As for the allocation of Prop T funds, Noble said the district’s human resources staff already is working on “comparative data” for every staff position in the district.

The overall goal is to move every district position in an equitable manner toward the county median in compensation.

“I think a priority will be to try to move all positions in an equitable manner closer to the county median and try to address them individually based on competitive data,” Noble said. “So, as an example, the beginning teachers’ salary. If we’re further away from the county median with beginning teachers than say we are with the master’s degree level, then we need to really focus on that part of the salary schedule for teachers. If we’ve got a director on our staff who’s doing a job where that person’s salary is much closer to the county median than say another director who works right alongside them, then we’d try to approach those individually. That’s what we’re going to try to do …”

“We’re already at work gathering comparative data for all staff salaries to come up with a package for next year that will move us closer to the median. Those will be realized in next year’s budget year starting July 1. So we’re working on that now because we start work pretty early on next year’s budget.
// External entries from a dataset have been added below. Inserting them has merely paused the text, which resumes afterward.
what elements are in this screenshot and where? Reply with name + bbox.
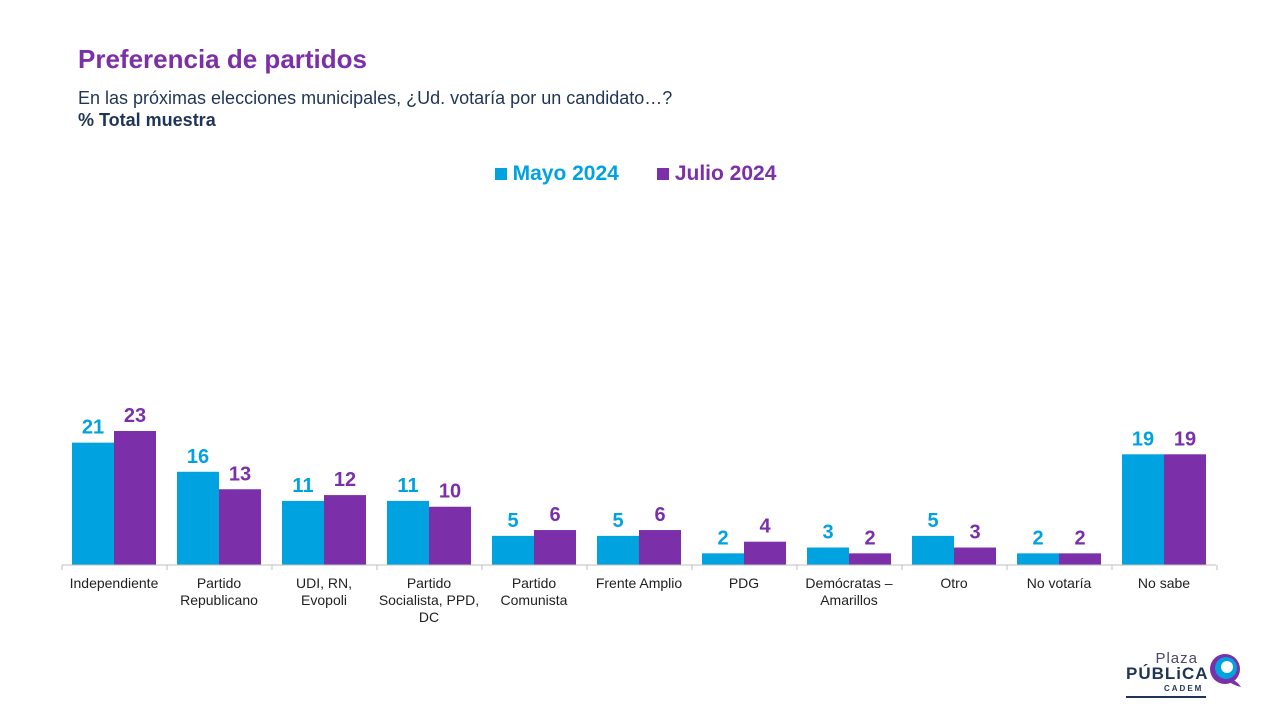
category-label: Otro	[940, 575, 967, 591]
bar-julio	[849, 553, 891, 565]
bar-julio	[744, 541, 786, 565]
legend-label-mayo: Mayo 2024	[512, 162, 619, 185]
category-label: Frente Amplio	[596, 575, 683, 591]
category-label: Evopoli	[301, 592, 347, 608]
logo-swirl-icon	[1210, 654, 1241, 687]
logo-text-plaza: Plaza	[1155, 650, 1198, 667]
category-label: Independiente	[70, 575, 159, 591]
data-label: 23	[124, 405, 146, 427]
legend-item-mayo: Mayo 2024	[494, 162, 619, 186]
bar-mayo	[282, 500, 324, 565]
data-label: 19	[1174, 428, 1196, 450]
data-label: 19	[1132, 428, 1154, 450]
data-label: 6	[549, 504, 560, 526]
category-label: Amarillos	[820, 592, 878, 608]
data-label: 2	[717, 527, 728, 549]
data-label: 10	[439, 481, 461, 503]
category-label: Republicano	[180, 592, 258, 608]
logo-underline	[1126, 696, 1206, 698]
category-label: DC	[419, 609, 439, 625]
logo-text-publica: PÚBLiCA	[1126, 664, 1209, 683]
category-label: Comunista	[501, 592, 568, 608]
bar-mayo	[177, 471, 219, 565]
bar-julio	[534, 530, 576, 565]
logo-text-cadem: CADEM	[1164, 684, 1204, 693]
bar-julio	[219, 489, 261, 565]
data-label: 5	[612, 510, 623, 532]
bar-julio	[429, 506, 471, 565]
bar-mayo	[597, 535, 639, 565]
legend-item-julio: Julio 2024	[656, 162, 777, 186]
data-label: 16	[187, 446, 209, 468]
bar-mayo	[387, 500, 429, 565]
data-label: 2	[1032, 527, 1043, 549]
bar-mayo	[72, 442, 114, 565]
data-label: 6	[654, 504, 665, 526]
data-label: 2	[1074, 527, 1085, 549]
chart-title: Preferencia de partidos	[78, 44, 367, 74]
legend-swatch-mayo	[494, 168, 507, 180]
data-label: 12	[334, 469, 356, 491]
bar-julio	[1059, 553, 1101, 565]
bar-julio	[1164, 454, 1206, 565]
sample-note: % Total muestra	[78, 110, 216, 130]
data-label: 11	[397, 475, 418, 497]
category-label: Demócratas –	[805, 575, 892, 591]
bar-mayo	[807, 547, 849, 565]
data-label: 3	[969, 522, 980, 544]
chart-subtitle: En las próximas elecciones municipales, …	[78, 88, 673, 108]
data-label: 21	[82, 417, 104, 439]
legend: Mayo 2024 Julio 2024	[0, 162, 1271, 186]
category-label: Partido	[197, 575, 242, 591]
plaza-publica-cadem-logo: Plaza PÚBLiCA CADEM	[1124, 650, 1244, 700]
category-label: No votaría	[1027, 575, 1092, 591]
bar-mayo	[1122, 454, 1164, 565]
bar-mayo	[1017, 553, 1059, 565]
category-label: Socialista, PPD,	[379, 592, 479, 608]
data-label: 3	[822, 522, 833, 544]
bar-mayo	[702, 553, 744, 565]
category-label: Partido	[512, 575, 557, 591]
category-label: PDG	[729, 575, 759, 591]
data-label: 13	[229, 463, 251, 485]
category-label: Partido	[407, 575, 452, 591]
bar-julio	[954, 547, 996, 565]
category-label: UDI, RN,	[296, 575, 352, 591]
legend-label-julio: Julio 2024	[674, 162, 777, 185]
data-label: 4	[759, 516, 771, 538]
bar-mayo	[492, 535, 534, 565]
bar-mayo	[912, 535, 954, 565]
bar-julio	[114, 431, 156, 565]
legend-swatch-julio	[656, 168, 669, 180]
data-label: 5	[507, 510, 518, 532]
data-label: 11	[292, 475, 313, 497]
data-label: 2	[864, 527, 875, 549]
category-label: No sabe	[1138, 575, 1190, 591]
bar-julio	[639, 530, 681, 565]
bar-julio	[324, 495, 366, 565]
data-label: 5	[927, 510, 938, 532]
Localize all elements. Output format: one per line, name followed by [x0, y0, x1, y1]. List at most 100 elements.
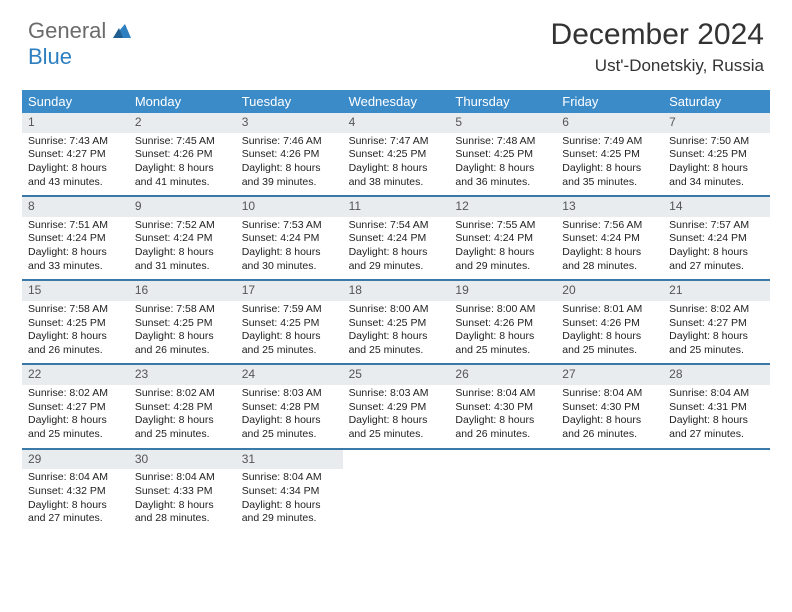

In fact, we’ll be trying to get some budget projections together now with this new information.”

Prop T funds also could be used for hiring additional staff.

“Sometimes our staff and the board administration recognizes where we may have a shortfall in staffing and a need exists,” Noble said. “So some of those funds could be used for those, whether it’s additional teachers where maybe we have a bubble of a high teacher-student ratio or maybe in a couple departments where we feel like we’re really understaffed.”

Other remaining Prop T funds will be used for stabilizing the district’s 2009-2010 operating budget, which Noble said would have a deficit without Prop T.

“About $1.6 million of (Prop T allocation) is the budget deficit on the operating side,” Noble said. “We had a half-million-(dollar) deficit as you look at the overall budget … So the $2.4 million (of annual Prop T funds not used on staffing) is really about taking care of the budget deficit of about $1.6 million and about another $800,000 to reinstate cuts. These will be in next year’s budget. We’ll reinstate the cuts in textbooks, supplies and tutoring.”

In uncertain economic times, Noble said district officials will be watching its finances closely and is grateful to district voters for allowing debt-service funds to be used for operations.

“There’s so much to consider,” he said. “Schools are being impacted by the economy. We have to keep a close watch on what’s going to happen with reassessment.

“We’ve got to watch to see that because of the economy that we don’t have more delinquent taxes than usual. And we’ll be looking at those figures closely when we start collecting a lot of our local tax revenue in December. So we’ll be watching December’s and January’s collections to see how those compare to last year’s.”